Note. This will infuriate many of us that absolutely hate Force Design 2030 (I WILL NOT ALLOW THEM TO REBRAND THAT SUCKING PIECE OF SHIT).
via USNI
The Army has not walked away from its hard-earned lessons of the past quarter century. Amid refocusing on large-scale combat operations and employing its new multi-domain operations (MDO) doctrine, U.S. Army Pacific’s strategy seeks to empower regional allies and partners to defend their sovereignty and assert their rights under international law. Given the increasingly tumultuous security environment in the Indo-Pacific, regional militaries are rushing to bolster their capabilities—not just for war, but for operations short of war as well. Together with partner land forces, the U.S. Army is revitalizing the utility of land power as part of a larger effort to “prevail,” as Admiral Sam Paparo decrees, against China’s maritime strategy.3
Just plain wow. A well developed strategy while at the same time maintaining their traditional role? A beautiful thing to see!
Land forces are the bulk of every Indo-Pacific nation’s military, which seems uncharacteristic given the maritime geography. But land forces—including soldiers, marines, special operations forces, and other indigenous forces—historically have played decisive roles during peacetime and wartime by seizing, holding, and defending key land terrain.

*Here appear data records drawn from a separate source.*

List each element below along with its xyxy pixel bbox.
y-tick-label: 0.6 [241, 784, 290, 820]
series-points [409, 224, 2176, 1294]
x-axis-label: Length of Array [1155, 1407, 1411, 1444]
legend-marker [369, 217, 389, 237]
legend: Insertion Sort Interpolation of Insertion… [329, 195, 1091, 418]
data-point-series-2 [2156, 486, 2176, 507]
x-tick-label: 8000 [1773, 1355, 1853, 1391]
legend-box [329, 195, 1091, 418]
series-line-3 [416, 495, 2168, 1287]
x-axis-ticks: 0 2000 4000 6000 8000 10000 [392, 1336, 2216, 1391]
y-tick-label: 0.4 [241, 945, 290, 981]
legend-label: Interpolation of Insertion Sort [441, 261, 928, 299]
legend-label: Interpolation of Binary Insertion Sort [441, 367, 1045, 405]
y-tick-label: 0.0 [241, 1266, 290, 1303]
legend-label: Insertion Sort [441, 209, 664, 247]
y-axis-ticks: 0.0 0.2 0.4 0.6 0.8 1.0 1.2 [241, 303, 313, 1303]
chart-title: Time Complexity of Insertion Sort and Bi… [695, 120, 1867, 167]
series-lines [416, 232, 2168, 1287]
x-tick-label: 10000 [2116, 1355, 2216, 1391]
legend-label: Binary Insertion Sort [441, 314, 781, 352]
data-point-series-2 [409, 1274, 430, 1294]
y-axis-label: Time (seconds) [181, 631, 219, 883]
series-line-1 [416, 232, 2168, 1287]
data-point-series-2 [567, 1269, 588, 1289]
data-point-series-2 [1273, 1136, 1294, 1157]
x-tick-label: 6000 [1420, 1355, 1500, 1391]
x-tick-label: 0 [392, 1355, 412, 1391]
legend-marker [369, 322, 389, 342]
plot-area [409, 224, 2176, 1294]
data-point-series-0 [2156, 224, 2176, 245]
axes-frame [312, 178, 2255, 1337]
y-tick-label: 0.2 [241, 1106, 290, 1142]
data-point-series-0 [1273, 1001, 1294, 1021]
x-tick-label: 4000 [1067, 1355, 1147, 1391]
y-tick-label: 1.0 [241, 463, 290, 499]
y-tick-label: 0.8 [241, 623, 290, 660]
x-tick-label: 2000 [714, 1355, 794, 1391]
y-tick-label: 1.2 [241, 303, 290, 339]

Sounds like the traditional AND enduring role of the United States Marine Corps don't it. Unfortunately its a role that has been walked away from!
The U.S. Army’s MDO doctrine explores the role of land forces in maritime environments, emphasizing the need for integrated planning, the critical nature of land areas in a maritime environment, and the determinative outcomes only land forces can provide by controlling key terrain.8 Informed by this outlook, U.S. Army Pacific is applying land-based capabilities in novel ways. These involve not only mobile land-based assets capable of sinking ships, but also terrestrial sensors, high-altitude balloons, deep-sensing platforms, and upgrades to the Army watercraft fleet.
So the US Army does the rapid deployment/crisis response thing, they do the sustained land combat thing, the cyber warfare thing, anti-air (aircraft/missiles) and now they're doing the land based sea denial thing...a thing the USMC sold its sole to do.
Read it all here, but how long can a service survive if its sole reason for being is as a Stand-In-Force that is so big it will be found, fixed and destroyed in detail while SOCOM does the same thing and aren't even seen?